Air New Zealand suffered a data breach compromising Airpoints members’ personal information after two staffs had their accounts breached in a phishing attack.
Upon learning the incident, Air New Zealand launched an investigation and secured the two affected staff accounts. It has also notified the impacted customers about the breach.
What is the impact?
“While your Airpoints account was not accessed, some information relating to your membership profile may have been visible in our internal documents should these documents have been accessed. This will vary by member and could include details such as Airpoints number, members’ name, and email, as an example,” a spokesperson for the airline said, 1 News reported.
What was the response?
Air New Zealand’s regional general manager, loyalty and customer direct Jeremy O'Brien said in an email to members that the airline has reported the data breach incident to the appropriate regulatory authorities and has strengthened its security measures to avoid incidents from happening in the future.

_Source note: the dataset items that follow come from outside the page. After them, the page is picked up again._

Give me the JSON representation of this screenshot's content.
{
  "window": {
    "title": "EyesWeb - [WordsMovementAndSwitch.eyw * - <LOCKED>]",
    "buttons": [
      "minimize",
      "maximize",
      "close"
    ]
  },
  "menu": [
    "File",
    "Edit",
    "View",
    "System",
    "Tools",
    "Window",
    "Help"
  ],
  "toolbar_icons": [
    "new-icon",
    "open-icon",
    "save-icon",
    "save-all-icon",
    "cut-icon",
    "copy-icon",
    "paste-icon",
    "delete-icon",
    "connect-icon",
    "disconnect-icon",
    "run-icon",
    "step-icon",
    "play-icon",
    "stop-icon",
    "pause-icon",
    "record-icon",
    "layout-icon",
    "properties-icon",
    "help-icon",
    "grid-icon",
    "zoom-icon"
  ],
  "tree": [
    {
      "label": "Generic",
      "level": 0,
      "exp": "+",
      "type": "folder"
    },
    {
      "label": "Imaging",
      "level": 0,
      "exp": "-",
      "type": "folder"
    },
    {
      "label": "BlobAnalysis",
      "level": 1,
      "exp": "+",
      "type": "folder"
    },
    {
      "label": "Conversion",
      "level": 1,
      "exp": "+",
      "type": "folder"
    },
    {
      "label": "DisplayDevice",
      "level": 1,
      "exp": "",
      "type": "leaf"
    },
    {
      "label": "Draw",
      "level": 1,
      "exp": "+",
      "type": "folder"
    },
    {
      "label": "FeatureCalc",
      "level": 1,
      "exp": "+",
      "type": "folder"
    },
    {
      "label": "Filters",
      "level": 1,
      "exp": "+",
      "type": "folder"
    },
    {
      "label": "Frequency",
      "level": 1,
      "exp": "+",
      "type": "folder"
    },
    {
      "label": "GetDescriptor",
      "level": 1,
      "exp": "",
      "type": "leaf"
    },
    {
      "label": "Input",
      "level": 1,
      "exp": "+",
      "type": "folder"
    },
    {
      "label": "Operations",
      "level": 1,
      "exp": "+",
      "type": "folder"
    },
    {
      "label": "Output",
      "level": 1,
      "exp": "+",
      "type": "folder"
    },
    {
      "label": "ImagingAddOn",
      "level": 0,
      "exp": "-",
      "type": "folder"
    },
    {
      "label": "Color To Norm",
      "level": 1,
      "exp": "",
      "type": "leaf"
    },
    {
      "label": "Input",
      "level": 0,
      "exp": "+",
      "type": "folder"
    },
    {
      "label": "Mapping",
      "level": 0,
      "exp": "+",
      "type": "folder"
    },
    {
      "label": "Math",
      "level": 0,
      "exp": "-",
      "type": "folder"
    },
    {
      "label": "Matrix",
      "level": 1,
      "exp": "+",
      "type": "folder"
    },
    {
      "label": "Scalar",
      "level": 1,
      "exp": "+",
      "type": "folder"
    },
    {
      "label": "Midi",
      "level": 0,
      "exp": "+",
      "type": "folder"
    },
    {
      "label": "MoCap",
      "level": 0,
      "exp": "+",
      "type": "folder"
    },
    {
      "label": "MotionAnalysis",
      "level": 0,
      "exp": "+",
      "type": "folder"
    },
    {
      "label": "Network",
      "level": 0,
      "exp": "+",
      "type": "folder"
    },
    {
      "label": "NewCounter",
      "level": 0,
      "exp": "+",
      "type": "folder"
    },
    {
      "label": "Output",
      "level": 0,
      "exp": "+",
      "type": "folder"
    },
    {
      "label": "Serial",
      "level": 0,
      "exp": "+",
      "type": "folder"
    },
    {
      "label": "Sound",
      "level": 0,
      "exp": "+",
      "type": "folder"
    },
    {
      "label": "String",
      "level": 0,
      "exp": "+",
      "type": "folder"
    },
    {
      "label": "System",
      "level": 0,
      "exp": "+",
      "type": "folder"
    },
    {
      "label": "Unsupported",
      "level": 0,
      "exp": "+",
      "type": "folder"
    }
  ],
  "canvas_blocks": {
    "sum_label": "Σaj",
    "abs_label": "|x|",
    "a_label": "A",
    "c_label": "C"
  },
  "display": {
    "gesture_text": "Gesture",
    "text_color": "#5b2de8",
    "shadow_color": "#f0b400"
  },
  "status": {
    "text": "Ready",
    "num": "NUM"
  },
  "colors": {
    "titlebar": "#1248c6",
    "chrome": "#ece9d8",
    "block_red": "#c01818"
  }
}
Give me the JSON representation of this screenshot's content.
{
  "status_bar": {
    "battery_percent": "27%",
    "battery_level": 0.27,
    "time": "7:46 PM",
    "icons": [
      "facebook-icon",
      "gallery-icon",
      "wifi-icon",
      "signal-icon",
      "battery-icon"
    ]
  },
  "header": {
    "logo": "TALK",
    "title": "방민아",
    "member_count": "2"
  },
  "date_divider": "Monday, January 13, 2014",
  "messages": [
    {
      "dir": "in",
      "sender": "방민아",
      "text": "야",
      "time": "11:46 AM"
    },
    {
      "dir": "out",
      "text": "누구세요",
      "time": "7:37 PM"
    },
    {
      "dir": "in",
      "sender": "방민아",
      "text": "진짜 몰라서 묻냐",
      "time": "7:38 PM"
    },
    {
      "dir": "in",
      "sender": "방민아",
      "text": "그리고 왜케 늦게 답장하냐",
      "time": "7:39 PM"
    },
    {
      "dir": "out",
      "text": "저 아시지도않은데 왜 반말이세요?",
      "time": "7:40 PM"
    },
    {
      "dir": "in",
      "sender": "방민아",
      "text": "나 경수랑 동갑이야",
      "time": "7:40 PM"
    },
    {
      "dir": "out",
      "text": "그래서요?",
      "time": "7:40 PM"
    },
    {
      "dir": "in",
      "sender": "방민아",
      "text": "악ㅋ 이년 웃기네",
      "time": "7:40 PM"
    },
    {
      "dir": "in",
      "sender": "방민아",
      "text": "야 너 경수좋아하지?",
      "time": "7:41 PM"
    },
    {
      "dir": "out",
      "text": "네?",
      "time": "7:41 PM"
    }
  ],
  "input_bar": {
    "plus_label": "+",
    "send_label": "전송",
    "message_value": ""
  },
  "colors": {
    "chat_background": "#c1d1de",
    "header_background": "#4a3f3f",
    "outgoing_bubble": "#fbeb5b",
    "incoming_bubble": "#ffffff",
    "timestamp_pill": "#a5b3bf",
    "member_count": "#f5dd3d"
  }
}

“We have notified the relevant regulatory bodies. Unfortunately, malicious attacks of this nature are becoming more common around the world and we apologise to our customers for any inconvenience,” O’Brien said, NZ Herald reported.
“We're also focused on further hardening our security processes to help prevent any similar incidents from happening in the future. We would encourage you to be on the lookout for phishing emails over the next few months,” she added.
Recommendations from the airline
Air New Zealand provided a few tips on how to spot phishing emails listed below.
“Be cautious of emails:
If the email seems to be from someone you trust but is asking you to make an unusual financial transaction, call or text the real sender to check.
If you think you have been sent a phishing email, delete it immediately.”